Présenté vendredi par les ministres de l’Enseignement supérieur et de la Santé, « le nouveau dispositif remplace le système PASS/LAS » mis en place en 2020 « par un modèle harmonisé sur tout le territoire », ont indiqué dans un communiqué commun les services de Philippe Baptiste et Stéphanie Rist.
Trois blocs
La future première année d’études de santé ouvrira la voie à cinq filières : médecine, maïeutique, odontologie, pharmacie et kinésithérapie, désormais « pleinement intégrée » dans le système.
Cette première année portera sur « trois blocs équilibrés » de matières enseignées, un bloc spécifiquement « santé », un bloc « disciplinaire » (matières liées comme sciences de la vie ou physique) et un bloc « transversal » (autres matières comme l’anglais). Le redoublement de la première année sera possible pour les étudiants qui n’auront pas réussi à atteindre le niveau suffisant pour intégrer l’une des cinq filières de santé.
Davantage d’équité
La réforme de 2020 avait instauré deux voies d’accès parallèles : Pass (parcours d’accès spécifique santé) et LAS (Licences d’accès santé).

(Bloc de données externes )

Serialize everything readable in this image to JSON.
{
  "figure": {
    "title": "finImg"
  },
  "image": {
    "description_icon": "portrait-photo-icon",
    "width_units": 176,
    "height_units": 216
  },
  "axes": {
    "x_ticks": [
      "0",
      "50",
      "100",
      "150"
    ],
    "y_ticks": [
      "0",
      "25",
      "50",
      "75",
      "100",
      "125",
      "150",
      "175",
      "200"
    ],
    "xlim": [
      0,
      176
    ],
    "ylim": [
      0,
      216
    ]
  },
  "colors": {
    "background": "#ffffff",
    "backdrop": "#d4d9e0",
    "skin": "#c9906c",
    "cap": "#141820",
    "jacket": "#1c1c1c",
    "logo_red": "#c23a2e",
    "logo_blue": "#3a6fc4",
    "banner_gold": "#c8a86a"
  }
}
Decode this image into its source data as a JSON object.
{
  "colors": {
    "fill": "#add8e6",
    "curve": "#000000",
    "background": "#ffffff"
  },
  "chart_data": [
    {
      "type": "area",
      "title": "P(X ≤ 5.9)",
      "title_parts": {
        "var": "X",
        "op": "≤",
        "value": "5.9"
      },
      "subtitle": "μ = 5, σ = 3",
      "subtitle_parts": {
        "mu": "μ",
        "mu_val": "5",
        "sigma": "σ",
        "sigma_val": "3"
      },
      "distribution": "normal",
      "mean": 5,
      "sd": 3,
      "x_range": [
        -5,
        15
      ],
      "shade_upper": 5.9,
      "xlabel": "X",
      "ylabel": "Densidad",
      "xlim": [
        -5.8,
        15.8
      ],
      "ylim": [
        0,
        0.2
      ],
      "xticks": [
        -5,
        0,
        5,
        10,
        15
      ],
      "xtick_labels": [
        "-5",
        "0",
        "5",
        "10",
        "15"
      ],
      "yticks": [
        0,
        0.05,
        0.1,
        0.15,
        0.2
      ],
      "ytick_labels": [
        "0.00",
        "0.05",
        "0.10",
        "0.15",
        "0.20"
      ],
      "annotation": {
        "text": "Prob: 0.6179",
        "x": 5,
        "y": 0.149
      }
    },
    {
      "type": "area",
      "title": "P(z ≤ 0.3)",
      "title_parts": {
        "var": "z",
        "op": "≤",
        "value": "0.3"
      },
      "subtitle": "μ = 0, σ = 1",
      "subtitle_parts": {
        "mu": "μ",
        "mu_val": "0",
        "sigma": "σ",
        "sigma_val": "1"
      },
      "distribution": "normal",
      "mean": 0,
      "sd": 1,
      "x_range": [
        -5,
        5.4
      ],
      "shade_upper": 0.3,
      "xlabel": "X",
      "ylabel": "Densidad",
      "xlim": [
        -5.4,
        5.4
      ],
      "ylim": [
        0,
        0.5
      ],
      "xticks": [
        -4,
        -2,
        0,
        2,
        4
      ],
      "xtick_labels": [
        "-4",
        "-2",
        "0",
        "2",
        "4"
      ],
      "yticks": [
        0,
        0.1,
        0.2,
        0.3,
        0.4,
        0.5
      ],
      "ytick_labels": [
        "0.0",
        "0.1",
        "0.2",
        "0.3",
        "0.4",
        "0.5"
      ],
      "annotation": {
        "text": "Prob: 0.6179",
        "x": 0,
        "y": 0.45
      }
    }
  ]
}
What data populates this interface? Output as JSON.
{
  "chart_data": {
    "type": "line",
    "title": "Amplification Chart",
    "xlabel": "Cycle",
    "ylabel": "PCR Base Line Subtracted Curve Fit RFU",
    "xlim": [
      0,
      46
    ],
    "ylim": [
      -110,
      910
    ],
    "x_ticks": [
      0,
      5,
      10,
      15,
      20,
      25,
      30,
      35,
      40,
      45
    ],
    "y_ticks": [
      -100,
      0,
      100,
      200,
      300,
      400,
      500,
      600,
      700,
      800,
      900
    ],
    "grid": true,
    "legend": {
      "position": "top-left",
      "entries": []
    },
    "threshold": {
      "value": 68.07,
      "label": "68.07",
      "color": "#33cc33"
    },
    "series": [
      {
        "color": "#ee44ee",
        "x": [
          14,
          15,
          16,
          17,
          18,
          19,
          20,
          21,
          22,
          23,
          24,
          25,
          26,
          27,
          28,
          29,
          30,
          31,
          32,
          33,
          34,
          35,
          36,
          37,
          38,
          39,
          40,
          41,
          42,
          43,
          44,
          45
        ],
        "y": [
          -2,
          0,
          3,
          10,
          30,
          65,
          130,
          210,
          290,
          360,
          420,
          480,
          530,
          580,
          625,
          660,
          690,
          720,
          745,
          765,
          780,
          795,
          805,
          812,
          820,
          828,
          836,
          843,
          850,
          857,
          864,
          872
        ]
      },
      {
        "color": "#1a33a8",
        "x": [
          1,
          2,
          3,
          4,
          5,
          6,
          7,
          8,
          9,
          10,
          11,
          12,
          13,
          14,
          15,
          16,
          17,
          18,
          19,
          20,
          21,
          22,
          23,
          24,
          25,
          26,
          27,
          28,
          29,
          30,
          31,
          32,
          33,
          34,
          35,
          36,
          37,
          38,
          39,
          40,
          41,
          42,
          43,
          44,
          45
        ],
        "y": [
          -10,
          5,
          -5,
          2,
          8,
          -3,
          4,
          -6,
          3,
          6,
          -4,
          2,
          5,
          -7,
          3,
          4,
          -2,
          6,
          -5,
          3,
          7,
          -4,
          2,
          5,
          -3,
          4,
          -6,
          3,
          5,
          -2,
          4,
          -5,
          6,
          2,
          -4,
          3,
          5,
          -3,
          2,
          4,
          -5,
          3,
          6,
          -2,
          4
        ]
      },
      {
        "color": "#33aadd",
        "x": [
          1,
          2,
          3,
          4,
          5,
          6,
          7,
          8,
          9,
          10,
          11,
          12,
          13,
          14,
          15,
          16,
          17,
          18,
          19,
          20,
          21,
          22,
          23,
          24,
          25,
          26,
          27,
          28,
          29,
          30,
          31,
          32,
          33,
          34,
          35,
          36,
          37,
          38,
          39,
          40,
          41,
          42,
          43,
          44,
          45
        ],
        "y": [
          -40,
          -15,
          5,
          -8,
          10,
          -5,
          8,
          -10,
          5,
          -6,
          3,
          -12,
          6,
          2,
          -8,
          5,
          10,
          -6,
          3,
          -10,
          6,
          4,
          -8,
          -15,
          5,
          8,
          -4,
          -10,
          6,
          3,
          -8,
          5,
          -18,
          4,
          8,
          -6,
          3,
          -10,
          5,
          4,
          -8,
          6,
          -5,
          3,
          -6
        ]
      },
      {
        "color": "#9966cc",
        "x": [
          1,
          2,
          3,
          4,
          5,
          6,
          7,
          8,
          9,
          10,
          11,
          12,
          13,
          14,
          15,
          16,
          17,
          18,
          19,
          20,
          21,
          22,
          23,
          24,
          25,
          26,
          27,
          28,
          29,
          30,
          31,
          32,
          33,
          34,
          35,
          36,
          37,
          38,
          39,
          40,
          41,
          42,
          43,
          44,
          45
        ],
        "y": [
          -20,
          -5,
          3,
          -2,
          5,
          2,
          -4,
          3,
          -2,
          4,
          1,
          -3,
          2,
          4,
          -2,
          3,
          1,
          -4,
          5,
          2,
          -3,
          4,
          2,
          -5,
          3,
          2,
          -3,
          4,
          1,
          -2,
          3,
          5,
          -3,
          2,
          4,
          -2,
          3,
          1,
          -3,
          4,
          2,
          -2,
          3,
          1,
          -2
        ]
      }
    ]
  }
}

Mais « l’essai », qui visait notamment à élargir le profil de recrutement des futurs médecins, n’a « pas été totalement transformé », a expliqué Stéphanie Rist lors d’une réunion de présentation de la réforme aux responsables universitaires et étudiants.
« Les étudiants et les familles ont besoin de plus d’équité et d’accompagnement », a-t-elle ajouté, en soulignant qu’il y avait « encore des points techniques qui restent à préciser » dans la nouvelle réforme. Pour nous, « c’est une grande avancée », a indiqué Louise Lenglin, vice-présidente de la FAGE (fédération étudiante) pendant la réunion ouverte à la presse. « Aujourd’hui les étudiants sont ballottés » dans un système « qui manque clairement de lisibilité », a-t-elle expliqué, en se félicitant tout particulièrement de la possibilité de redoublement prévue par la réforme.
En revanche, la présidente des doyens de médecine, Isabelle Laffont, s’est montrée plus réservée. Les doyens sont « très demandeurs » d’une évolution du système dual actuel, mais ils ont « quelques petites réserves ou questionnements » sur le nouveau dispositif, a-t-elle lancé aux deux ministres.